2L’originalité du site réside, en deuxième lieu, dans l’unicité et l’exclusivité du discours. Car si l’image est absente, la narration est bien présente, mais focalisée uniquement sur la commémoration des morts. La communauté se raconte à travers ses défunts, qui finissent par devenir bien plus nombreux que les chanoines vivants ; elle dit par là-même son riche passé et construit un narratif qui la met en valeur. Pourtant, le cloître médiéval est un espace multifonctionnel, non seulement de passage, répondant aux besoins de la vie quotidienne pour les chanoines, mais aussi de méditation et de réflexion, refuge à l’abri du monde, ainsi que d’enseignements et d’expression des idéaux de la communauté dans le monde monastique, dont les images sculptées sont parfois l’écho. Il ne présente pas un discours homogène, articulé et continu, mais plusieurs discours en même temps3. Or, Roda montre l’inverse : une écriture presque univoque et répétitive sur la mort, liée à la liturgie des défunts, la représentation de l’histoire de la communauté et de ses proches par un discours continu et embrassant, qui remplit tout l’ensemble de l’enceinte claustrale (du moins telle qu’on peut la voir aujourd’hui, résultat de l’agrégation successive des inscriptions). Un tel discours épigraphique est en parfaite harmonie avec le schéma architectural, régulier du cloître. Le seul contrepoint à ce ressassement litanique est la singularité due aux multiples variations de chaque inscription.

3La troisième originalité, que nous proposons de développer, est la scénographie épigraphique mise en œuvre dans le cloître. Comment le lisible est-il donné à voir ? Quelle est sa mise en scène, qui est une mise en matière, une mise en lumière et une mise en volume ? Car c’est bien de représentation dont il est question. Le choix des supports jouant un rôle architectural précis à l’intérieur de cet espace est peu habituel, tout comme le résultat global de cette scénographie, et leur analyse permettent de mieux comprendre le discours propre au théâtre épigraphique rodanien.
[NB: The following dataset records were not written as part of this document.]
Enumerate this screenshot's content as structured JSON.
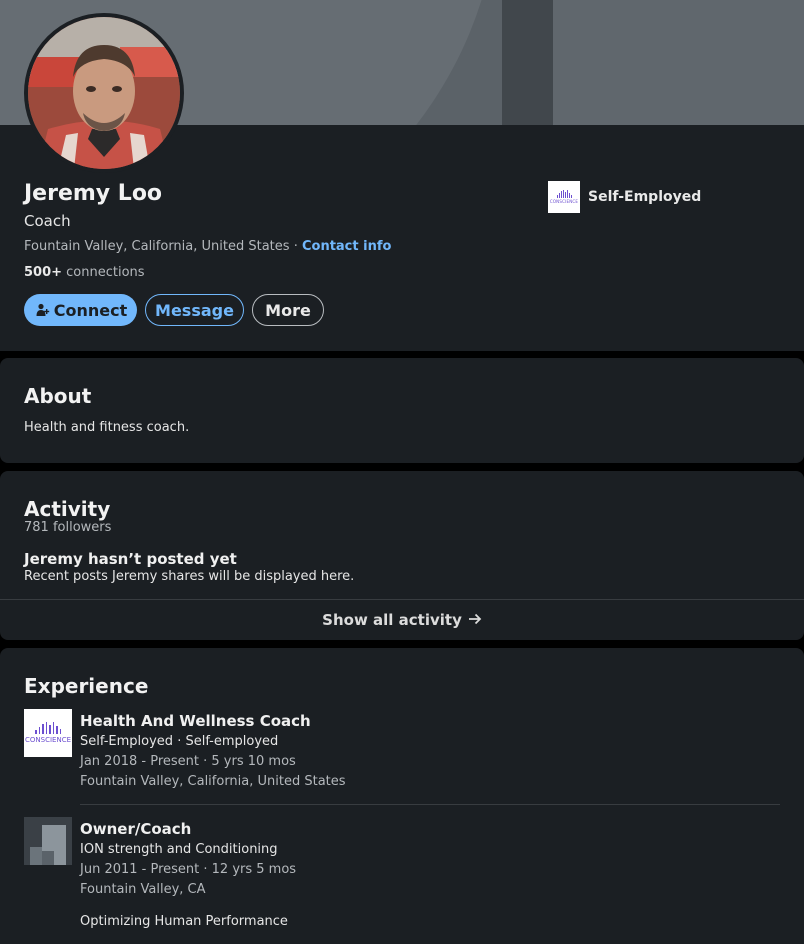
{
  "profile": {
    "name": "Jeremy Loo",
    "headline": "Coach",
    "location": "Fountain Valley, California, United States",
    "separator": " · ",
    "contact_info": "Contact info",
    "connections_count": "500+",
    "connections_label": " connections",
    "current_company": "Self-Employed"
  },
  "actions": {
    "connect": "Connect",
    "message": "Message",
    "more": "More"
  },
  "logo_text": "CONSCIENCE",
  "about": {
    "title": "About",
    "text": "Health and fitness coach."
  },
  "activity": {
    "title": "Activity",
    "followers": "781 followers",
    "empty_title": "Jeremy hasn’t posted yet",
    "empty_subtitle": "Recent posts Jeremy shares will be displayed here.",
    "show_all": "Show all activity"
  },
  "experience": {
    "title": "Experience",
    "items": [
      {
        "role": "Health And Wellness Coach",
        "company": "Self-Employed · Self-employed",
        "dates": "Jan 2018 - Present · 5 yrs 10 mos",
        "location": "Fountain Valley, California, United States"
      },
      {
        "role": "Owner/Coach",
        "company": "ION strength and Conditioning",
        "dates": "Jun 2011 - Present · 12 yrs 5 mos",
        "location": "Fountain Valley, CA",
        "description": "Optimizing Human Performance"
      }
    ]
  },
  "colors": {
    "accent": "#71b7fb",
    "card": "#1b1f23",
    "page": "#000000"
  }
}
L’écriture-ciment de l’arcade

4Obnubilée par la sculpture et fascinée par les images, la recherche s’est moins penchée sur l’architecture des cloîtres médiévaux, en raison sans doute aussi de la simplicité des solutions et de la standardisation des implantations4. Pourtant, la compréhension de l’ensemble épigraphique de Roda passe par une attention précise à sa localisation au sein de la structure de pierre. Le cloître est de forme rectangulaire ; il comprend 11 arcades au nord et au sud (sur 15,5 m de long), 8 à l’est et à l’ouest (sur 11,8 m), ainsi que 5 pour la salle du chapitre à l’est. On ne peut dire qu’une galerie a davantage fonction funéraire qu’une autre, comme c’est parfois le cas pour la galerie septentrionale voire occidentale, car les quatre sont concernées. S’il y a certes une vingtaine d’inscriptions dans la paroi nord et quelques-unes au sud (notamment celle de l’évêque), ce ne sont pas les murs qui ont été choisis comme espace principal de l’écriture. Ces textes encastrés dans les murs conjoints de l’église ou du réfectoire ne représentent que 10 % du total des inscriptions, quoique le support mural offre la surface la plus vaste. C’est au contraire à l’opposé de la galerie, sur la partie ouverte, transition entre le monde minéral du bâti et le monde végétal du jardin, exposée à la lumière et aux intempéries puisqu’il est à ciel ouvert, qu’ont été gravés près de deux cents textes funéraires.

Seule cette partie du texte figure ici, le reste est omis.